Dr. Patrick Njoroge (Governor of the Central Bank of Kenya)
He stated that the shift to mediation is not easy, since lawyers in every case must be won while for bankers, every pending case means a lost dollar. Mediation has been perceived as an informal means of dispute resolution and has not been widely accepted or recognised.
Ultimately, mediation gives a new perspective in conflict resolution since the outcome is agreed to by both parties. It is encouraged for mediation to be a starting point for conflict resolution before moving towards litigation.

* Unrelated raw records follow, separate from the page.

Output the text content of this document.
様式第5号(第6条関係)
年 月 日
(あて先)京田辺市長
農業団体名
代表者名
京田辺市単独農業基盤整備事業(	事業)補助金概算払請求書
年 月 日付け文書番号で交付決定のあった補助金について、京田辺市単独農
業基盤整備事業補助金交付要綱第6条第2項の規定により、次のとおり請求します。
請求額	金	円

He attributed failure to do this to a lack of awareness and understanding of the differences between formal litigation and mediation by customers. Delaying completion of commercial cases inhibits business operations and in turn slows economic growth. He also acknowledged the fact that mediation is cost-effective, and assists parties to arrive at their own solution thus building trust, is informal so that both parties can properly explain their sides without worry or barriers.
Mediation ensures parties avoid the adversarial litigation system put in place.
The Governor also mentioned some of the limitations of mediation, which include resistance to apply mediation by customers, the need to first institute litigation processes (e.g injunctions which are court enforced), and policy and regulatory frameworks which are yet to be properly formulated.
Hon. Justice Martha Koome (Chief Justice of the Judiciary of Kenya)
The keynote speech by the Chief Justice demonstrated the judiciary’s willingness to support ADR, and specifically mediation. She stated that the Judiciary is keen on mainstreaming mediation as a method of dispute resolution. The Chief Justice confirmed her devotion to push the judiciary and lead the way in adopting mediation s a dispute resolution mechanism. Through her vision for the judiciary on Social Transformation Through Access to Justice showed her devotion to ensure justice is done to all, and in a cost-effective manner. This shows hers and the judiciary’s positive attitude in adopting mediation as one of the ADR forms of dispute resolution.
The Chief Justice referenced an assessment survey report of 2017, which showed that only 10% of Kenyans can access formal justice. The issue is thus with the remaining 90% of the people who cannot afford justice. ADR thus offers a best platform for these people. She called for a constructive discussion on what can be done to change this and ensure each person can equally experience justice and fairness.
She showed that private settlement agreements have the potential to prevent further build up and to give warning signs of defaulters so that mediation can start immediately. She recommended that each bank have a mediation sector, for internal dispute resolution. She was confident that these programmes will support initiatives already rolled out to promote justice in the commercial sector.
As a country we must ensure that the citizens can access justice in the most expeditious way. If commercial disputes are not solved adequately or efficiently, then it can be detrimental to the welfare of the citizens and the economy in general. She finished by stating that the success of mediation in Kenya requires participation from all of us as a country.